“What?” Purdy asked.
“He was home from work, and went for a run, but didn’t bring his laptop home. At the same time, he has a pretty complete workstation here. That’s . . . odd.”
“Probably left it at work,” Purdy said. “Ask Vike about it.”
“Mmmm.” Virgil thought, Vike.
“Wouldn’t have an Internet connection out here—no cable, and the only satellite dish is for TV,” Alewort said.
They moved back outside, not to mess up the place any more than they already had, and Virgil told Purdy, “I’ll get in touch with the people on the list. You should send a couple deputies around to talk to neighbors, see if any of them heard gunfire in the last few days.”
“I’ll do that,” Purdy said. “Call me when you get done with the interviews, and we’ll trade information.”
Before he left, Virgil gave Purdy and Alewort a lecture on tires and tire swings.
“You see this?” he asked. “You know what this is?”
“A tire swing?” Alewort guessed.
“Good guess, but wrong,” Virgil said. “It’s a mosquito hatchery. If you were to hire a really expensive engineer to design a mosquito hatchery, he’d spend a couple million bucks and come up with a used tire. They are sturdy, they are protective—no mosquito fish, no purple martins getting in, no bats—they collect water, and because they’re black, they absorb the sun’s rays and keep the water warmer than it might otherwise be. Unless you’re in the middle of a drought, you cannot find a tire laying out on a riverbank or hanging from a tree that doesn’t have water inside it, and mosquitoes.”

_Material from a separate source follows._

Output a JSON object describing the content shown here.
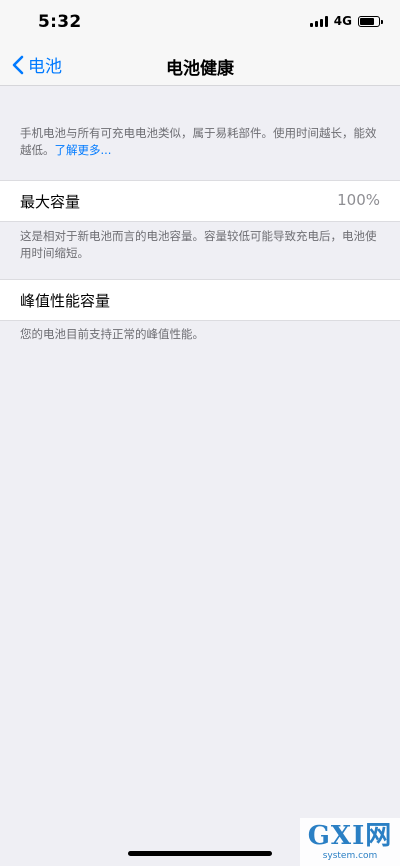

“Well . . . thank you for that,” Purdy said. “I’ll keep it in mind.”
—
BACK IN HIS TRUCK, Virgil hauled his laptop out of the back, plugged in the memory card, called up the Lightroom program. Lightroom began loading the contents of the card, and a moment later Virgil was looking at eighty photographs of a computer screen with a different bunch of numbers on each of them, but nothing that identified where it was from, or what the numbers meant. Johnson’s office sawmill was only about a mile away, and he had a decent-quality printer, so Virgil drove over and walked into the office.

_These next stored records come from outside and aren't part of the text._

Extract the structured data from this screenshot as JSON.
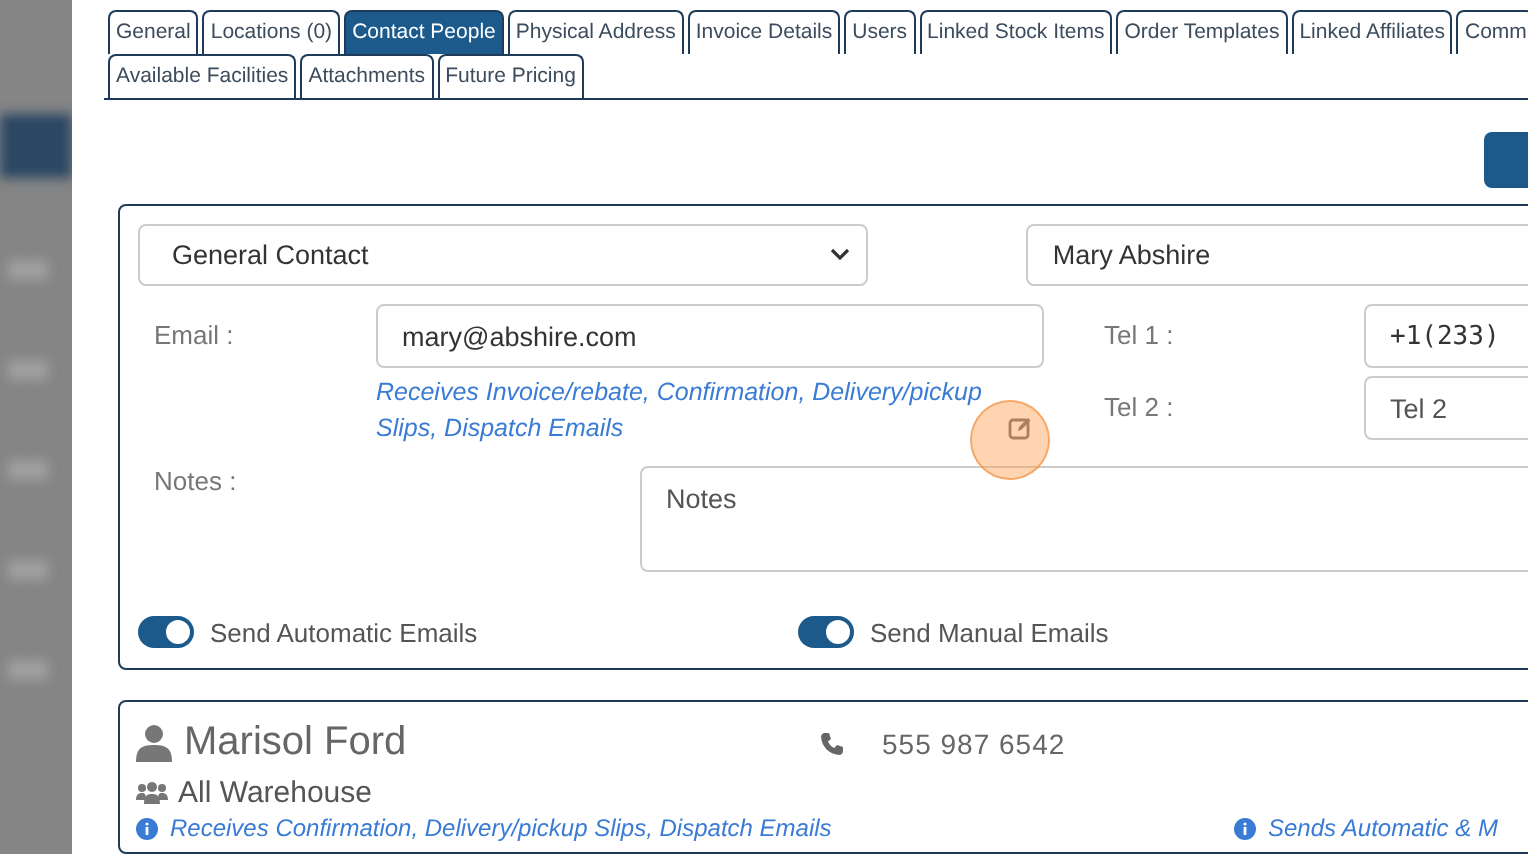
{
  "tabs": [
    [
      {
        "label": "General",
        "selected": false
      },
      {
        "label": "Locations (0)",
        "selected": false
      },
      {
        "label": "Contact People",
        "selected": true
      },
      {
        "label": "Physical Address",
        "selected": false
      },
      {
        "label": "Invoice Details",
        "selected": false
      },
      {
        "label": "Users",
        "selected": false
      },
      {
        "label": "Linked Stock Items",
        "selected": false
      },
      {
        "label": "Order Templates",
        "selected": false
      },
      {
        "label": "Linked Affiliates",
        "selected": false
      },
      {
        "label": "Comm",
        "selected": false
      }
    ],
    [
      {
        "label": "Available Facilities",
        "selected": false
      },
      {
        "label": "Attachments",
        "selected": false
      },
      {
        "label": "Future Pricing",
        "selected": false
      }
    ]
  ],
  "contact_form": {
    "type_select": {
      "value": "General Contact"
    },
    "name_field": {
      "value": "Mary Abshire"
    },
    "email": {
      "label": "Email :",
      "value": "mary@abshire.com"
    },
    "email_types_link": "Receives Invoice/rebate, Confirmation, Delivery/pickup Slips, Dispatch Emails",
    "tel_1": {
      "label": "Tel 1 :",
      "value": "+1(233)"
    },
    "tel_2": {
      "label": "Tel 2 :",
      "placeholder": "Tel 2"
    },
    "notes": {
      "label": "Notes :",
      "placeholder": "Notes"
    },
    "toggles": [
      {
        "label": "Send Automatic Emails",
        "on": true
      },
      {
        "label": "Send Manual Emails",
        "on": true
      }
    ]
  },
  "contacts": [
    {
      "name": "Marisol Ford",
      "phone": "555 987 6542",
      "group": "All Warehouse",
      "email_types": "Receives Confirmation, Delivery/pickup Slips, Dispatch Emails",
      "send_mode": "Sends Automatic & M"
    }
  ]
}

Johnson was out in the woods, but his girlfriend, Clarice, was there, and she made prints of the photos: “That’s an Excel spreadsheet, but I can’t tell you what’s on it. It’s about expendables. The codes will go out to the various products. The last part might be diesel fuel.”
Virgil looked down at the meaningless lists and asked, “How’d you figure that out?”

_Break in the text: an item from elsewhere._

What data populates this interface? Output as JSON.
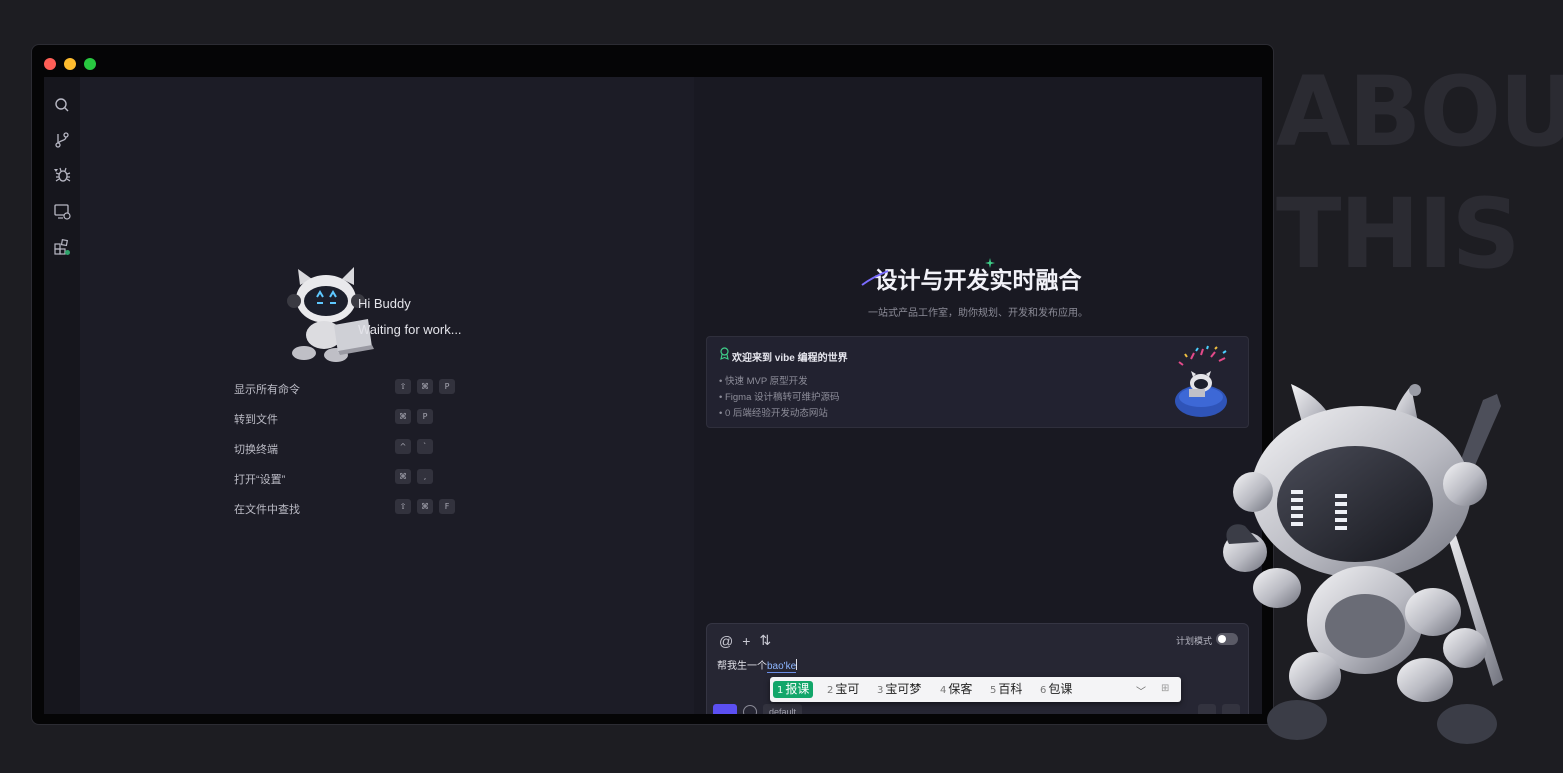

“Because there’s a category called DF, and then there’s some numbers on the right which is about what we pay for wholesale diesel fuel for the trucks,” she said. “Maybe a little higher, but close.”
Virgil underlined the DF category and Clarice, leaning over the counter, tapped one of the photos—“He was being sneaky about it. You never did say who took these.”
“No, I didn’t,” Virgil said. “But it was Clancy Conley, who was found shot to death in a ditch over on Highway A. Been dead a few days.”
“Really,” she said.
“You don’t seem shocked.”
“Didn’t really know him,” she said. “But maybe I am a little shocked.”
“You said he was being sneaky. Why do you think he was being sneaky?”